In fact, say those who know Mr Magill, the most daring thing he has ever done was to call a press conference to explain his interim findings on Westminster. That, they say, was an untypically high-profile act and one, again unusually, that left him open to accusations of bias and disregard for the principles of natural justice.

Those on the other side, the objectors to the policies of Dame Shirley Porter and her colleagues, are more flattering, paying tribute to his professional diligence and competence. His very refusal to betray any emotion, to remain entirely composed when confronted by the councillors and officials at the centre of his inquiry and their battery of lawyers, merely served to infuriate Dame Shirley and her allies even further.
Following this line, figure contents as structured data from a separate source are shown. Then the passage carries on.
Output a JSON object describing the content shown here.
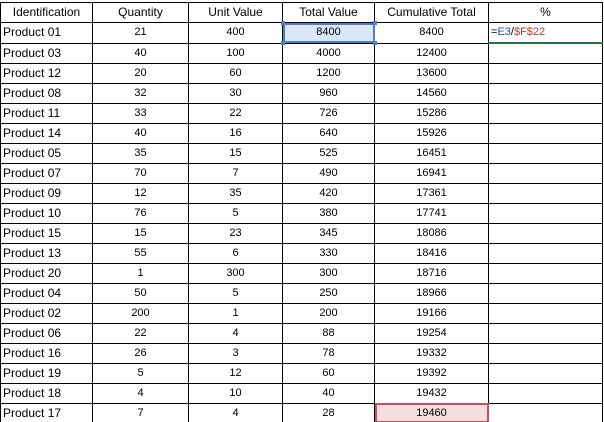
{
  "columns": [
    "Identification",
    "Quantity",
    "Unit Value",
    "Total Value",
    "Cumulative Total",
    "%"
  ],
  "formula": {
    "eq": "=",
    "ref1": "E3",
    "slash": "/",
    "ref2": "$F$22"
  },
  "rows": [
    {
      "id": "Product 01",
      "qty": "21",
      "unit": "400",
      "total": "8400",
      "cum": "8400"
    },
    {
      "id": "Product 03",
      "qty": "40",
      "unit": "100",
      "total": "4000",
      "cum": "12400"
    },
    {
      "id": "Product 12",
      "qty": "20",
      "unit": "60",
      "total": "1200",
      "cum": "13600"
    },
    {
      "id": "Product 08",
      "qty": "32",
      "unit": "30",
      "total": "960",
      "cum": "14560"
    },
    {
      "id": "Product 11",
      "qty": "33",
      "unit": "22",
      "total": "726",
      "cum": "15286"
    },
    {
      "id": "Product 14",
      "qty": "40",
      "unit": "16",
      "total": "640",
      "cum": "15926"
    },
    {
      "id": "Product 05",
      "qty": "35",
      "unit": "15",
      "total": "525",
      "cum": "16451"
    },
    {
      "id": "Product 07",
      "qty": "70",
      "unit": "7",
      "total": "490",
      "cum": "16941"
    },
    {
      "id": "Product 09",
      "qty": "12",
      "unit": "35",
      "total": "420",
      "cum": "17361"
    },
    {
      "id": "Product 10",
      "qty": "76",
      "unit": "5",
      "total": "380",
      "cum": "17741"
    },
    {
      "id": "Product 15",
      "qty": "15",
      "unit": "23",
      "total": "345",
      "cum": "18086"
    },
    {
      "id": "Product 13",
      "qty": "55",
      "unit": "6",
      "total": "330",
      "cum": "18416"
    },
    {
      "id": "Product 20",
      "qty": "1",
      "unit": "300",
      "total": "300",
      "cum": "18716"
    },
    {
      "id": "Product 04",
      "qty": "50",
      "unit": "5",
      "total": "250",
      "cum": "18966"
    },
    {
      "id": "Product 02",
      "qty": "200",
      "unit": "1",
      "total": "200",
      "cum": "19166"
    },
    {
      "id": "Product 06",
      "qty": "22",
      "unit": "4",
      "total": "88",
      "cum": "19254"
    },
    {
      "id": "Product 16",
      "qty": "26",
      "unit": "3",
      "total": "78",
      "cum": "19332"
    },
    {
      "id": "Product 19",
      "qty": "5",
      "unit": "12",
      "total": "60",
      "cum": "19392"
    },
    {
      "id": "Product 18",
      "qty": "4",
      "unit": "10",
      "total": "40",
      "cum": "19432"
    },
    {
      "id": "Product 17",
      "qty": "7",
      "unit": "4",
      "total": "28",
      "cum": "19460"
    }
  ],
  "colors": {
    "ref_e3": "#1f4ecf",
    "ref_f22": "#c0392b",
    "active_cell_border": "#217346",
    "highlight_blue": "#dbe7f7",
    "highlight_red": "#f6dde0"
  }
}
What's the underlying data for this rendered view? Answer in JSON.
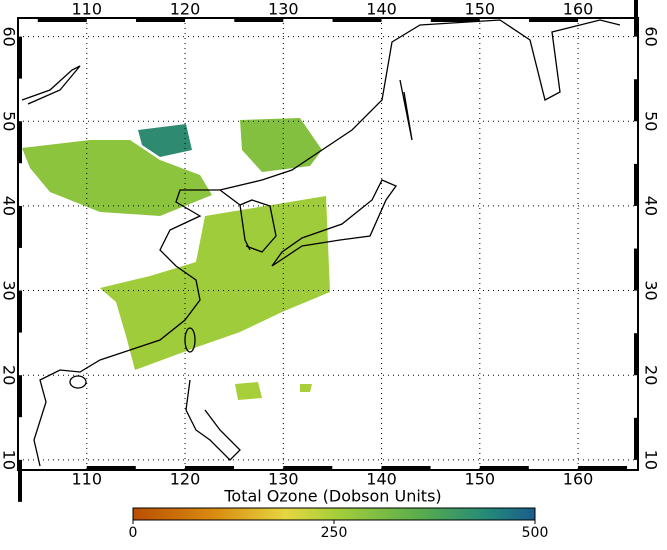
{
  "map": {
    "lonlim": [
      103,
      166.1
    ],
    "latlim": [
      8.8,
      62.2
    ],
    "lonticks": [
      110,
      120,
      130,
      140,
      150,
      160
    ],
    "latticks": [
      10,
      20,
      30,
      40,
      50,
      60
    ],
    "colorbar": {
      "title": "Total Ozone (Dobson Units)",
      "lim": [
        0,
        500
      ],
      "ticks": [
        0,
        250,
        500
      ]
    }
  }
}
Aged 52, married with two children, he lives in Wimbledon, south-west London. His whole working life, according to Local Government Chronicle magazine, which profiles him next week, has been devoted to Touche Ross, the giant accountancy firm. He had a spell in its Chicago office in the early 70s and was made a partner in 1975.

He is highly respected within the firm, and the profession at large, having been at various stages, Touche Ross's head of standards and audit. In 1987, a year into his appointment as Westminster's district auditor - he was originally asked to look into the council's selling of cemeteries at knockdown prices - he was made the firm's national director of accounting and auditing.

Apart from Westminster, his other huge case - and one that does much to explain the high esteem in which he is held by his fellow accountants - was successfully fighting the landmark "Caparo" ruling all the way to the House of Lords. Initially, the courts held that accountants acting for a company that was subsequently taken over owed a duty of care to the purchaser, throwing the time-honoured principle of caveat emptor (buyer beware) out of the window.

The shock-waves felt by Touche Ross, which acted for the company taken over by Caparo, and the rest of the profession, were enormous. Mr Magill, then the firm's head of risk management, mounted a ferocious challenge and succeeded in having it overturned in 1990.